A few months before going to Norway, I’d written a lecture (for the Bagley Wright Lecture Series) about how my poetics were formed in response to the genre-concerns of photography and about the photographers who had influenced me in high school and college including, Robert Frank, Dorothea Lange, William Eggleston, Paul Strand, Henri Cartier-Bresson, Lois Conner, and Sally Mann.
When I was looking at and/or photographing Norway, I was contemplating the space between Sontag’s statement, “A way of certifying experience, taking photographs is also a way of refusing it—by limiting experience to a search for the photogenic, by converting experience into an image, a souvenir” and Lange’s statement, “The camera is an instrument that teaches people how to see without a camera.” This project was made into that space.

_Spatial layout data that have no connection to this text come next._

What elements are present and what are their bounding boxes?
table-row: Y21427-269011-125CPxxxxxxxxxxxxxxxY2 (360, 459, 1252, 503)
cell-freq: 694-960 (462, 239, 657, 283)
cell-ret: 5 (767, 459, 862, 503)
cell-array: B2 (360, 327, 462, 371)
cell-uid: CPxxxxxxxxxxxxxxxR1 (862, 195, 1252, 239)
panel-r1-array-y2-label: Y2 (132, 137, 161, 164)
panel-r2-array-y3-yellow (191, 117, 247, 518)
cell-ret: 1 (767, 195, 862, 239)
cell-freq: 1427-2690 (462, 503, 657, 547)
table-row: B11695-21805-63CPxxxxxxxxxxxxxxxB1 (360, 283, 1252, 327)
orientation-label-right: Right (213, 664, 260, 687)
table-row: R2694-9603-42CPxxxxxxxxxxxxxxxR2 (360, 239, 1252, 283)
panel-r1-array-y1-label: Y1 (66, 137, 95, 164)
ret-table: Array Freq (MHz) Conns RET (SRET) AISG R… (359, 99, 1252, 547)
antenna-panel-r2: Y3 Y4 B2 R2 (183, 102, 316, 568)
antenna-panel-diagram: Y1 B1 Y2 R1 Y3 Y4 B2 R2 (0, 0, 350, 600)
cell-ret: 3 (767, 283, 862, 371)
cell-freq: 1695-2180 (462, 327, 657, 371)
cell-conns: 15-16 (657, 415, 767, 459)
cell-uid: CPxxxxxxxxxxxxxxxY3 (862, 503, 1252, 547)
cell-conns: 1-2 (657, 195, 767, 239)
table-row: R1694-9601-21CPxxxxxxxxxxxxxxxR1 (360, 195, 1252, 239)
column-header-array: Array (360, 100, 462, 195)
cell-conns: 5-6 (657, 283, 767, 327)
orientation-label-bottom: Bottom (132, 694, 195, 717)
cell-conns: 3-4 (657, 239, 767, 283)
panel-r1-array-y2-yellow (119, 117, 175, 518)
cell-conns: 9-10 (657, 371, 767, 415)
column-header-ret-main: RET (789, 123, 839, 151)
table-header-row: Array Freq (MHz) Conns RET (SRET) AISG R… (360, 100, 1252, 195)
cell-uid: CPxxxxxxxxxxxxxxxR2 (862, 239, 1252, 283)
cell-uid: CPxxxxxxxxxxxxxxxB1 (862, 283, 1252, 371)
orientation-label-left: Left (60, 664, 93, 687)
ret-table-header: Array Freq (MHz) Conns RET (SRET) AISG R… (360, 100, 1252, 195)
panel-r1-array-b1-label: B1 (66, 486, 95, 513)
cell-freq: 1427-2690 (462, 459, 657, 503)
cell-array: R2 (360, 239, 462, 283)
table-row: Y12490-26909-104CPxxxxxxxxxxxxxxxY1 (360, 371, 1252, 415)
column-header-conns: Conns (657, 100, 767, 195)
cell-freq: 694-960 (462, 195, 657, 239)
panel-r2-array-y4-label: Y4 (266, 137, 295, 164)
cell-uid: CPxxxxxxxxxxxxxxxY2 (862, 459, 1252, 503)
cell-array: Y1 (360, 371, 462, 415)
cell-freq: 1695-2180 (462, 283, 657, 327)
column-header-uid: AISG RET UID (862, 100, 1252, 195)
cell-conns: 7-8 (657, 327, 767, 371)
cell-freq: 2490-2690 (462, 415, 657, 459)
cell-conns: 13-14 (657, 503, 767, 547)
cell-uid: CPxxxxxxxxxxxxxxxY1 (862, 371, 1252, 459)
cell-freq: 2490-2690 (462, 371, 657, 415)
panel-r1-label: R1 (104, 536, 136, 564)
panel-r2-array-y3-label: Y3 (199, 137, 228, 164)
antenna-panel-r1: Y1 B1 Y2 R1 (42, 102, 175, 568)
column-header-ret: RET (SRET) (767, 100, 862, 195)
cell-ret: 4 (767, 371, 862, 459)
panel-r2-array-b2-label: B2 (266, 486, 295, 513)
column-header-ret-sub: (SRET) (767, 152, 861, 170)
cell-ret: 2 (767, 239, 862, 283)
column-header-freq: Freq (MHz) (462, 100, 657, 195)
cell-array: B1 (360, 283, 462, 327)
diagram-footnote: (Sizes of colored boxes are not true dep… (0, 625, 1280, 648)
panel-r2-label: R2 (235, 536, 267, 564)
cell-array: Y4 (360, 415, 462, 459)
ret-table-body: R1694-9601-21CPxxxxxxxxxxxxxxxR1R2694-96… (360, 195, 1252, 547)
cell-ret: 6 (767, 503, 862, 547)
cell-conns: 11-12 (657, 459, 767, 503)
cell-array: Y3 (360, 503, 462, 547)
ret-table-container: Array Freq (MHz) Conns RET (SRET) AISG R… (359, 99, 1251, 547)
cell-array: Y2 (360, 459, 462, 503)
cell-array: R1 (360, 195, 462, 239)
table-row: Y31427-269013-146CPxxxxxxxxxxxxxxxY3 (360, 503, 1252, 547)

Without giving “See-Hear” away—can one do anything with poems other than give them away?—the photographs I use are tourist snapshots from my trip in 2015 and photographs taken before I was born that I found (after my trip) in an album labeled “Norway 1968” in my mother’s hand. I wanted this piece to mimic the process of memory as variously and palpably as possible and asked my son, Moses Zucker Goren (16 at the time), if he could code something that involved chance, was interactive, and somehow changed and degraded. The concept evolved as we collaborated and hit various technical constraints (including the constraints of memory, vision and language). I wrote the final “script-poem” when I was able to see what the technology and his coding might produce.